Stéphane Sangral, Là où la nuit / tombe

À tom­beau ouvert

Ce livre est celui du temps. Non, comme le rap­pelle Salah Sté­tié dans sa pré­face, « celui du temps qui tremble au cadran du banal bracelet-montre mais celui du temps du temps ». Ici, il s’ouvre par ce qu’en dit la langue en ses tra­ver­sées de désir. Du moins lorsqu’il tente de sor­tir de ses « gluantes masses céré­brales » pour s’en libé­rer même si San­gral sait com­bien cette lutte est vaine.
Le poids et la force de nos rien sont trop lourds et puis­sants dans la nasse de notre être si bien que ce der­nier se perd en dépit de ses courses folles dans l’immobilité et ses déserts d’ennui – preuve que toute pas­sion humaine n’est que pas­si­vité. Et si le mal existe, il n’a rien à voir avec la morale : il s’appelle le temps. Et c’est parce qu’il crée une rivière de pro­blèmes que les poèmes tentent de pro­po­ser des bar­rages afin que le monde comme l’être ne cessent pas d’exister.

L’objec­tif est pro­mé­théen mais reste le moyen de sor­tir de la nuit qui est « tom­bée dans un livre ». Cette nuit nous empêche de vivre, dans l’obscurité nous pré­fé­rons – et c’est un comble – nous regar­der nous contem­pler. Mais sor­tant de la dupe­rie des textes miroirs, San­gral ouvre le « je », le tranche pour qu’il ose affron­ter le risque d’être encore en vie et envie sur sa nef des fous. Celle qui glisse sur l’abîme mais que seuls les « bri­seurs de rêve » tentent de sabor­der.
Face à ce que nous nom­me­rons l’ « ogre­rie » humaine, il est temps de don­ner au temps moins de nuit que de soleil « pour y chier jusqu’à l’horizon son angoisse ». Le poète trans­forme en consé­quence le monde et ses repré­sen­ta­tions. Là où une boucle se boucle au moment où la fin est le début. Et l’auteur à soin de le sou­li­gner par un texte manuscrit.

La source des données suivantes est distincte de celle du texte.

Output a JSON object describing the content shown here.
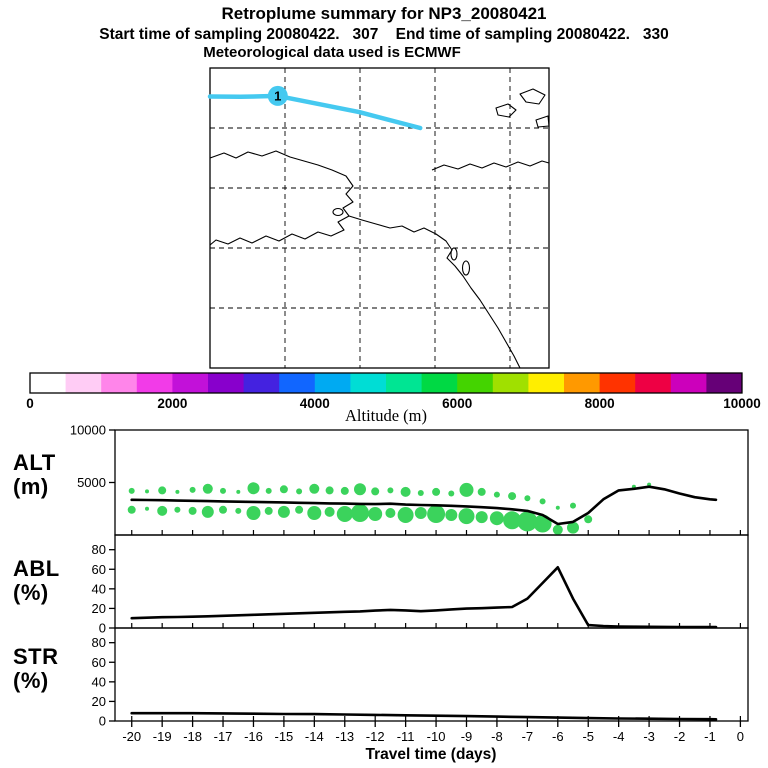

Voilà un tour de magie ou d’espoir pour ren­ver­ser le fini dans l’infini selon un cal­cul cos­mique propre à don­ner à l’être une dimen­sion qu’il a per­due. A cela une rai­son majeure : la sur­puis­sance d’un ego qui se contente d’être le peu qu’il est et que trop sou­vent la poé­sie clas­sique se contente d’entretenir, comme un vieux ban­quier de la HSBC le fait de sa danseuse.

jean-paul gavard-perret

Sté­phane San­gral, Là où la nuit / tombe, Gali­lée, Paris, 2018,  110 p. — 12,00 €.